Come vede questo mercato in Europa e in Italia?
Sicuramente sia in Italia che in Europa il mercato è molto dinamico e con molte opportunità di sviluppo. Sia l’Italia che l’Europa hanno investito consistenti risorse per lo sviluppo di costellazioni di proprierà pubblica (Copernicus e CosmoSkyMed), con una ricaduta su tutto l’ecosistema industriale europeo. Tutti i principali studi evidenziano una crescita del mercato nei prossimi anni, sia relativamente all’incremento dell’uso delle immagini e degli analytics da parte dei clienti tradizionali del mercato (istituzioni, grandi aziende oil & gas, infrastrutture) che per la presenza di nuovi segmenti di mercato (agricoltura, urban planning). Il mercato evolverà sempre più verso la vendita di soluzioni applicative integrate in cui le immagini possono essere elaborate in maniera automatizzata, utilizzando algoritmi di Artificial Intelligence, per interpretare e riconosce autonomamente fenomeni di interesse, come lo stress idrico delle colture, il consumo di suolo o l’erosione della costa.
Ci può parlare di qualche progetto futuro di Latitudo40?

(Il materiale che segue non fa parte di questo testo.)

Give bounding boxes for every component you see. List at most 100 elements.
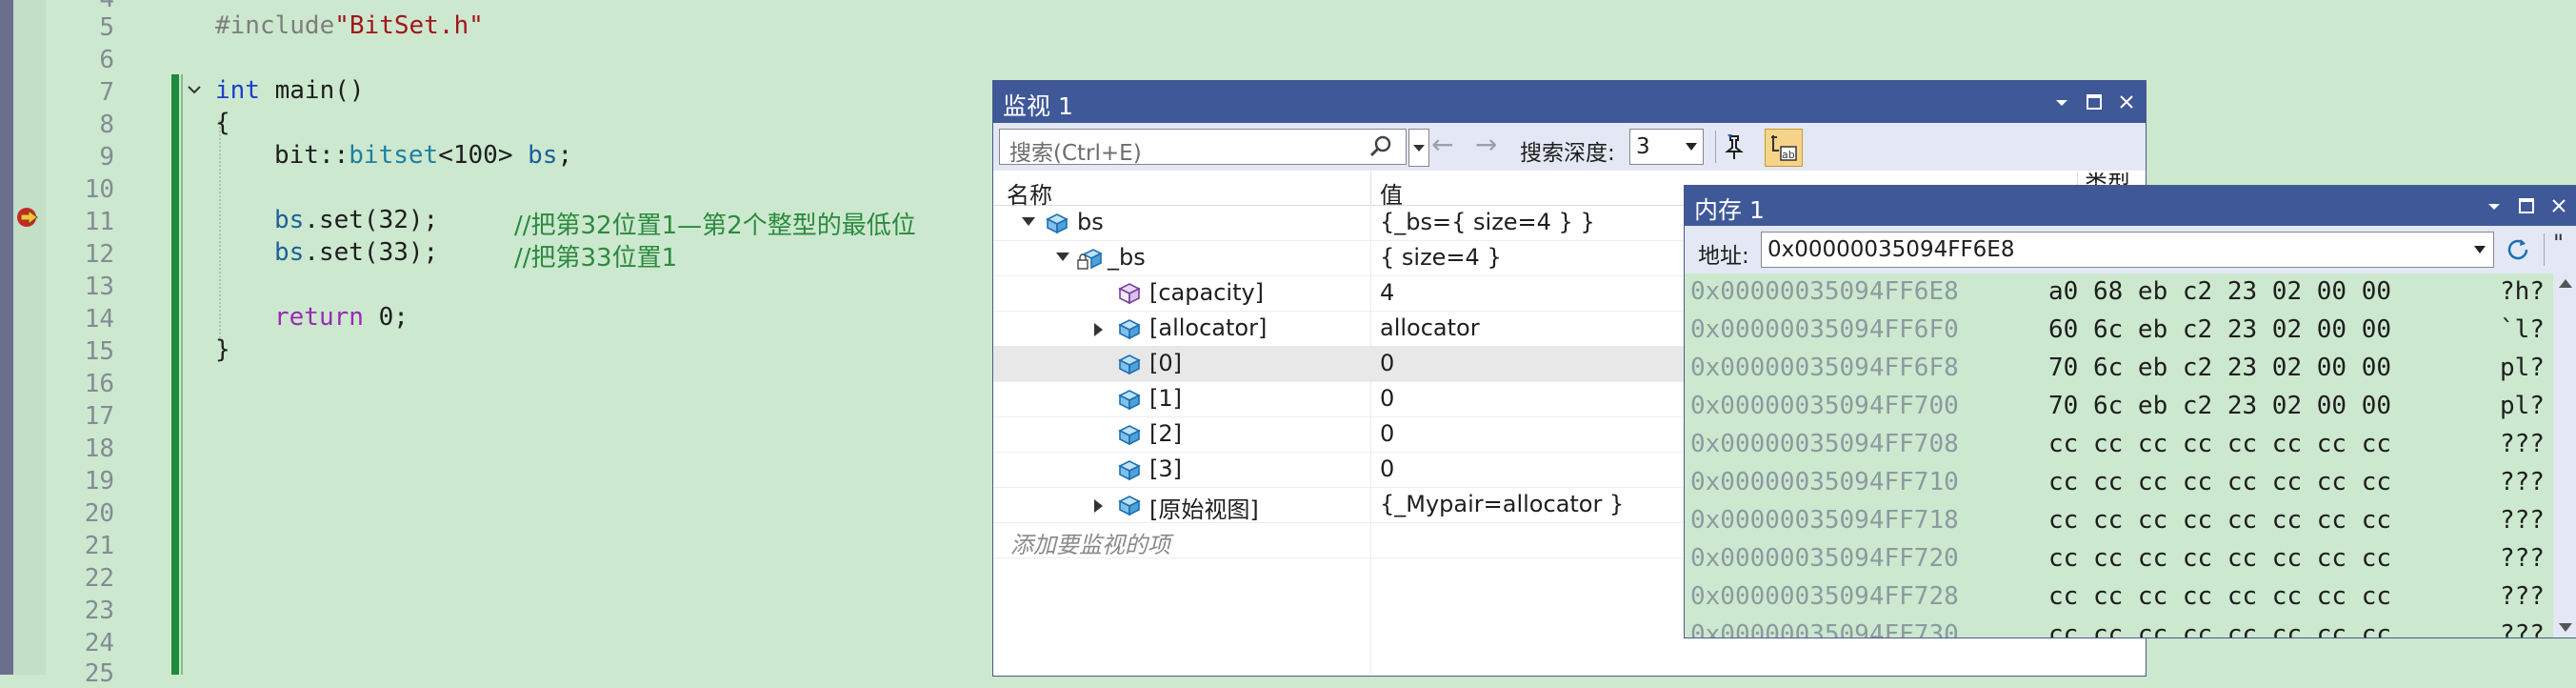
add-watch-placeholder[interactable]: 添加要监视的项: [1010, 526, 1170, 559]
line-number-gutter: 4 5 6 7 8 9 10 11 12 13 14 15 16 17 18 1…: [46, 0, 170, 688]
expand-arrow-icon[interactable]: [1094, 499, 1103, 513]
memory-bytes[interactable]: cc cc cc cc cc cc cc cc: [2048, 582, 2391, 611]
memory-bytes[interactable]: cc cc cc cc cc cc cc cc: [2048, 506, 2391, 535]
search-dropdown-button[interactable]: [1408, 129, 1429, 167]
watch-row-value[interactable]: 0: [1380, 385, 1394, 412]
scroll-up-icon[interactable]: [2559, 279, 2572, 288]
variable: bs: [528, 141, 558, 170]
memory-address: 0x00000035094FF728: [1690, 582, 1959, 611]
watch-row-name: [原始视图]: [1149, 496, 1259, 523]
variable-icon: [1046, 213, 1068, 234]
memory-ascii[interactable]: ???: [2500, 544, 2545, 573]
scroll-down-icon[interactable]: [2559, 623, 2572, 632]
watch-row-name: [2]: [1149, 420, 1182, 447]
column-divider[interactable]: [1370, 172, 1371, 205]
watch-row-value[interactable]: allocator: [1380, 314, 1480, 341]
code-comment-11: //把第32位置1—第2个整型的最低位: [514, 206, 916, 241]
search-icon[interactable]: [1368, 133, 1394, 160]
memory-ascii[interactable]: `l?: [2500, 315, 2545, 344]
hex-display-toggle[interactable]: ab: [1765, 129, 1803, 167]
line-number: 8: [99, 111, 114, 139]
refresh-icon[interactable]: [2502, 233, 2534, 266]
memory-ascii[interactable]: ???: [2500, 430, 2545, 458]
memory-ascii[interactable]: ???: [2500, 468, 2545, 496]
expand-arrow-icon[interactable]: [1094, 323, 1103, 336]
keyword: return: [274, 303, 364, 332]
memory-address: 0x00000035094FF700: [1690, 392, 1959, 420]
chevron-down-icon[interactable]: [2474, 246, 2486, 253]
line-number: 24: [84, 629, 114, 658]
watch-row-value[interactable]: 0: [1380, 350, 1394, 376]
memory-ascii[interactable]: pl?: [2500, 354, 2545, 382]
code-line-12: bs.set(33);: [274, 238, 438, 267]
memory-bytes[interactable]: cc cc cc cc cc cc cc cc: [2048, 430, 2391, 458]
breakpoint-current-line-icon[interactable]: [15, 206, 42, 229]
memory-title-bar[interactable]: 内存 1: [1685, 186, 2576, 226]
watch-row-value[interactable]: 0: [1380, 420, 1394, 447]
memory-title: 内存 1: [1694, 196, 1765, 224]
maximize-icon[interactable]: [2081, 89, 2107, 115]
code-text: bit::: [274, 141, 349, 170]
memory-grid[interactable]: 0x00000035094FF6E8 a0 68 eb c2 23 02 00 0…: [1685, 273, 2553, 637]
memory-ascii[interactable]: pl?: [2500, 392, 2545, 420]
preprocessor-directive: #include: [215, 11, 335, 40]
search-depth-value: 3: [1636, 134, 1650, 159]
code-text: {: [215, 109, 230, 137]
address-input[interactable]: 0x00000035094FF6E8: [1761, 232, 2494, 268]
memory-address: 0x00000035094FF708: [1690, 430, 1959, 458]
code-text: .set(32);: [304, 206, 439, 234]
search-input[interactable]: 搜索(Ctrl+E): [999, 129, 1407, 166]
memory-bytes[interactable]: 60 6c eb c2 23 02 00 00: [2048, 315, 2391, 344]
watch-row-value[interactable]: {_bs={ size=4 } }: [1380, 209, 1595, 235]
line-number: 18: [84, 435, 114, 463]
variable: bs: [274, 238, 305, 267]
collapse-chevron-icon[interactable]: [185, 80, 204, 99]
line-number: 5: [99, 13, 114, 42]
memory-bytes[interactable]: a0 68 eb c2 23 02 00 00: [2048, 277, 2391, 306]
memory-bytes[interactable]: cc cc cc cc cc cc cc cc: [2048, 468, 2391, 496]
window-menu-icon[interactable]: [2481, 192, 2507, 219]
watch-toolbar: 搜索(Ctrl+E) ← → 搜索深度: 3 ab: [993, 123, 2146, 171]
code-comment-12: //把第33位置1: [514, 238, 677, 273]
variable-icon: [1118, 460, 1141, 481]
memory-bytes[interactable]: cc cc cc cc cc cc cc cc: [2048, 620, 2391, 637]
collapse-arrow-icon[interactable]: [1056, 253, 1069, 261]
property-cube-icon: [1118, 283, 1141, 305]
close-icon[interactable]: [2113, 89, 2140, 115]
memory-address: 0x00000035094FF6E8: [1690, 277, 1959, 306]
watch-row-value[interactable]: 0: [1380, 455, 1394, 482]
window-menu-icon[interactable]: [2048, 89, 2075, 115]
more-options-button[interactable]: ": [2553, 230, 2564, 256]
watch-title-bar[interactable]: 监视 1: [993, 81, 2146, 123]
memory-bytes[interactable]: 70 6c eb c2 23 02 00 00: [2048, 392, 2391, 420]
line-number: 10: [84, 175, 114, 204]
watch-row-name: [0]: [1149, 350, 1182, 376]
vertical-scrollbar[interactable]: [2553, 273, 2576, 637]
code-text: }: [215, 335, 230, 364]
memory-ascii[interactable]: ?h?: [2500, 277, 2545, 306]
watch-row-value[interactable]: {_Mypair=allocator }: [1380, 491, 1624, 517]
memory-ascii[interactable]: ???: [2500, 582, 2545, 611]
glyph-margin[interactable]: [13, 0, 46, 675]
keyword: int: [215, 76, 260, 105]
search-depth-select[interactable]: 3: [1629, 129, 1704, 165]
search-next-button[interactable]: →: [1475, 129, 1497, 160]
memory-bytes[interactable]: cc cc cc cc cc cc cc cc: [2048, 544, 2391, 573]
memory-ascii[interactable]: ???: [2500, 620, 2545, 637]
collapse-arrow-icon[interactable]: [1022, 217, 1035, 226]
memory-bytes[interactable]: 70 6c eb c2 23 02 00 00: [2048, 354, 2391, 382]
memory-window[interactable]: 内存 1 地址: 0x00000035094FF6E8 " 0x00000035…: [1684, 185, 2576, 638]
memory-ascii[interactable]: ???: [2500, 506, 2545, 535]
pin-icon[interactable]: [1725, 131, 1757, 163]
search-previous-button[interactable]: ←: [1431, 129, 1453, 160]
watch-row-value[interactable]: 4: [1380, 279, 1394, 306]
code-line-14: return 0;: [274, 303, 409, 332]
line-number: 9: [99, 143, 114, 172]
maximize-icon[interactable]: [2513, 192, 2540, 219]
watch-row-value[interactable]: { size=4 }: [1380, 244, 1502, 271]
code-line-5: #include"BitSet.h": [215, 11, 484, 40]
line-number: 25: [84, 659, 114, 688]
memory-address: 0x00000035094FF6F8: [1690, 354, 1959, 382]
close-icon[interactable]: [2546, 192, 2572, 219]
line-number: 21: [84, 532, 114, 560]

Siamo una startup che è alla continua ricerca del motore di crescita e i nostri modelli di business sono continuamente validati con i nostri clienti. Il nostro approccio è tipicamente Agile e Lean, per cui oltre ai due prodotti consolidati in ambito Agricoltura di precisione e Urban Monitoring, abbiamo una serie di Minimum Viable Product che stiamo cercando di validare sul mercato. Il caso di Ever Giver ci ha fatto creare un nuovo MVP nel settore dell’informazione, ovvero la produzione di contenuti per aziende e testate che si occupano di informazione relativi a grandi eventi internazionali. Questo potrebbe essere uno strumento molto utile per chi si occupa di informazione, perché consentirebbe di avere una valutazione indipendente e automatica di eventi anche lontani nel mondo, per esempio una migrazione di profughi al confine di due paesi, gli effetti di un evento catastrofico come un terremoto o un’alluvione o manifestazioni di piazza.

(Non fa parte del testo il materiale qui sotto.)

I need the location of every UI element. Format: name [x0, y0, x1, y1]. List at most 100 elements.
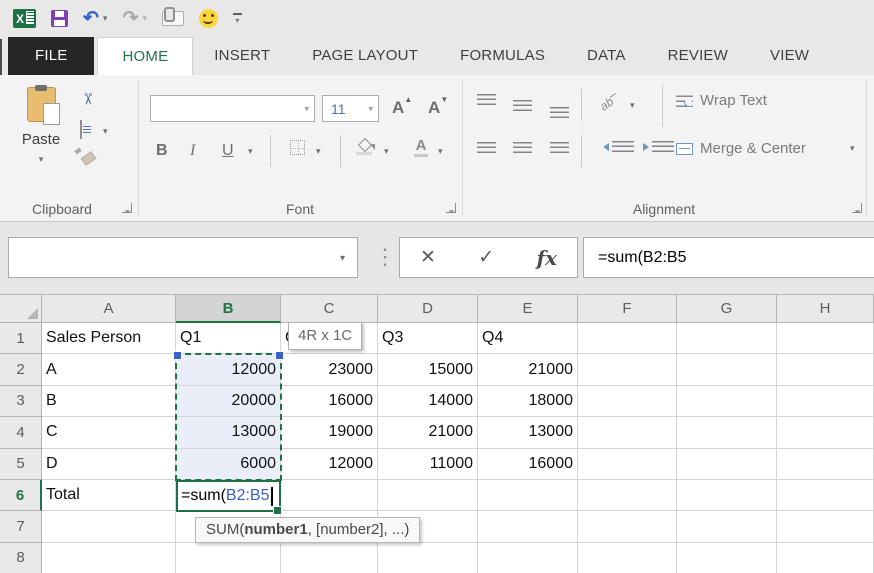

Un altro progetto su cui stiamo lavorando è quello di creare un sistema di simulazione, sempre basato su algoritmi di intelligenza artificiale, che consenta ai nostri clienti di analizzare i trend storici di speficifici fenomeni e simulare delle specifiche azioni per visualizzare i possibili risultati. Il primo esempio, più semplice, sarà applicato alle bolle di calore urbano, che possono essere gestite con diverse tecnologie tra cui l’incremento del verde pubblico. In questo caso il nostro simulatore avrà l’obiettivo di individuare il possibile risultato con l’inserimento di nuovi alberi, anche in termini di cattura di CO2.